Getting Incomplete Query in most cases
Hi NumberStation team,
I have deployed this model in sagemaker in ml.g5.2xlarge compute. In most of the cases i'm getting incomplete query response. I have tried increasing response token size using "max_tokens": 999999 but the issue still persists.
I have also tried the nsql-350M version and that's working fine with complete query being generated.
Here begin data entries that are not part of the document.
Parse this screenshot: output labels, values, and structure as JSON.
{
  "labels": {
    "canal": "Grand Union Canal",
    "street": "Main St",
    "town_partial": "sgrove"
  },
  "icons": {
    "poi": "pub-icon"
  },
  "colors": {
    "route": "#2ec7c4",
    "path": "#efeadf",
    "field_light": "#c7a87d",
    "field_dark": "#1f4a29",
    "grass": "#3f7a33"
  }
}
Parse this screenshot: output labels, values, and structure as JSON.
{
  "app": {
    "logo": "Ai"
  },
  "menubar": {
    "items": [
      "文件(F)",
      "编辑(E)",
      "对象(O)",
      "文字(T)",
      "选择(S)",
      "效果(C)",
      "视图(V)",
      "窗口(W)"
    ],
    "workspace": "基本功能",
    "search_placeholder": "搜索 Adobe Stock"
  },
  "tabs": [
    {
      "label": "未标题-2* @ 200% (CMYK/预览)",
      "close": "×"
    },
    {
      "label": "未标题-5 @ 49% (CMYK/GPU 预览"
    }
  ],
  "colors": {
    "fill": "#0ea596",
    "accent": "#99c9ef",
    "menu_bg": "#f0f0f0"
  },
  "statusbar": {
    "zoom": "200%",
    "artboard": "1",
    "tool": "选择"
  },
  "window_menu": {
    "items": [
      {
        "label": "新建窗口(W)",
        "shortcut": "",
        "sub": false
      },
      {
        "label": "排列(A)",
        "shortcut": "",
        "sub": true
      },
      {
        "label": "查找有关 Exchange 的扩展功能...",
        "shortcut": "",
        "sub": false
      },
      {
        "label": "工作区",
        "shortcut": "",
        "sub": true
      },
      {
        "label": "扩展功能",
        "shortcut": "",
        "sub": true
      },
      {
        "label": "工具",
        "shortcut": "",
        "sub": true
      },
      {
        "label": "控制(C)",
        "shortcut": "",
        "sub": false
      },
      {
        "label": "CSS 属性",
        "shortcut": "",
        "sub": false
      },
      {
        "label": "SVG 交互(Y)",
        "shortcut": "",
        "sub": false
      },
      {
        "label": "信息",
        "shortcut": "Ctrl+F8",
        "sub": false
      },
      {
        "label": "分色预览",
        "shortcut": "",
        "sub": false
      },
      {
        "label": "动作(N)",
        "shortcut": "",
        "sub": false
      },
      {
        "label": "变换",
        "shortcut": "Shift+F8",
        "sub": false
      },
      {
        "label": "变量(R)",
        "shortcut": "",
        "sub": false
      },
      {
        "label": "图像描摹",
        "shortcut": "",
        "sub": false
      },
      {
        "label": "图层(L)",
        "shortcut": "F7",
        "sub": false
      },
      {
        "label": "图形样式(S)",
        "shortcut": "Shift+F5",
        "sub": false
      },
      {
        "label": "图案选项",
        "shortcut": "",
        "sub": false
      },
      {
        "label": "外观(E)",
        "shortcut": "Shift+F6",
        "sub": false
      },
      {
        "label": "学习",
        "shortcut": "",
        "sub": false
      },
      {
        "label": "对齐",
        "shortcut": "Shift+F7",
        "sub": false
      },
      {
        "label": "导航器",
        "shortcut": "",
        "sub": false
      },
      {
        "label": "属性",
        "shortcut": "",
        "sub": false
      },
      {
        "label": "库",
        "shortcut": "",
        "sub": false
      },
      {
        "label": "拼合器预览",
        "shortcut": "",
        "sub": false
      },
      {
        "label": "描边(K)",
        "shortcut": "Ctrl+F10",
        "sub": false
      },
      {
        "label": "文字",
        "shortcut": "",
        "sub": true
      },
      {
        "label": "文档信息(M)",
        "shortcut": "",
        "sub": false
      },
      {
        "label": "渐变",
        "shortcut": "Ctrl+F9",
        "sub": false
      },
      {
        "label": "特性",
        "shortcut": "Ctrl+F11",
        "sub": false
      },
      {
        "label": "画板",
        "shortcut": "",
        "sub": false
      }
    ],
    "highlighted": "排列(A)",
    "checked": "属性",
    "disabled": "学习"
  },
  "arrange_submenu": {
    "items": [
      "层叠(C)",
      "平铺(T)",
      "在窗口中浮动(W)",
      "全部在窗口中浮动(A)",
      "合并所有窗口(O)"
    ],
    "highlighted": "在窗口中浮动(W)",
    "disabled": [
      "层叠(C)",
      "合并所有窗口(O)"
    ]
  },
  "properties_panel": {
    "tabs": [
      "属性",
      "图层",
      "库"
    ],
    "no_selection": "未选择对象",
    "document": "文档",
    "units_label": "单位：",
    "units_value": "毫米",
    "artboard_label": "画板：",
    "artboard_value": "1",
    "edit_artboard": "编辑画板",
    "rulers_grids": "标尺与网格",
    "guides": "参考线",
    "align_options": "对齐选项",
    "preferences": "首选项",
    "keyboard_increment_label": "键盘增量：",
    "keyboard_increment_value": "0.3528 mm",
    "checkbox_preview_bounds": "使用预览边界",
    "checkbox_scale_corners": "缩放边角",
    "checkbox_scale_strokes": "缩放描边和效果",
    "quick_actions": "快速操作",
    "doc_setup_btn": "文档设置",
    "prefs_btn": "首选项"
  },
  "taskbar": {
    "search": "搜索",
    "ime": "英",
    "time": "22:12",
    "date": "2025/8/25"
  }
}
Seeing this issue only with nsql-2B model
This is the Input Query :
CREATE TABLE git_worklog_gpt (
org_id text,
type text,
repository text,
value integer,
date date,
author_email text
)
CREATE TABLE burnout_worklog_gpt (
org_id text,
person text,
date date
)
CREATE TABLE work_cycletime_gpt (
org_id text,
type text,
project text,
time_in_minutes integer,
date date
)
CREATE TABLE issue_worklog_gpt (
org_id text,
type text,
project text,
value integer,
date date,
status text
)
CREATE TABLE investment_report_gpt (
org_id text,
investment_name text,
value integer,
date date,
story_point integer,
estimate integer
)
CREATE TABLE issue_lead_time_gpt (
org_id text,
project text,
type text,
status text,
priority text,
lead_time_in_minutes double precision,
date date
)
-- Using valid SQLite, answer the following questions for the tables provided above.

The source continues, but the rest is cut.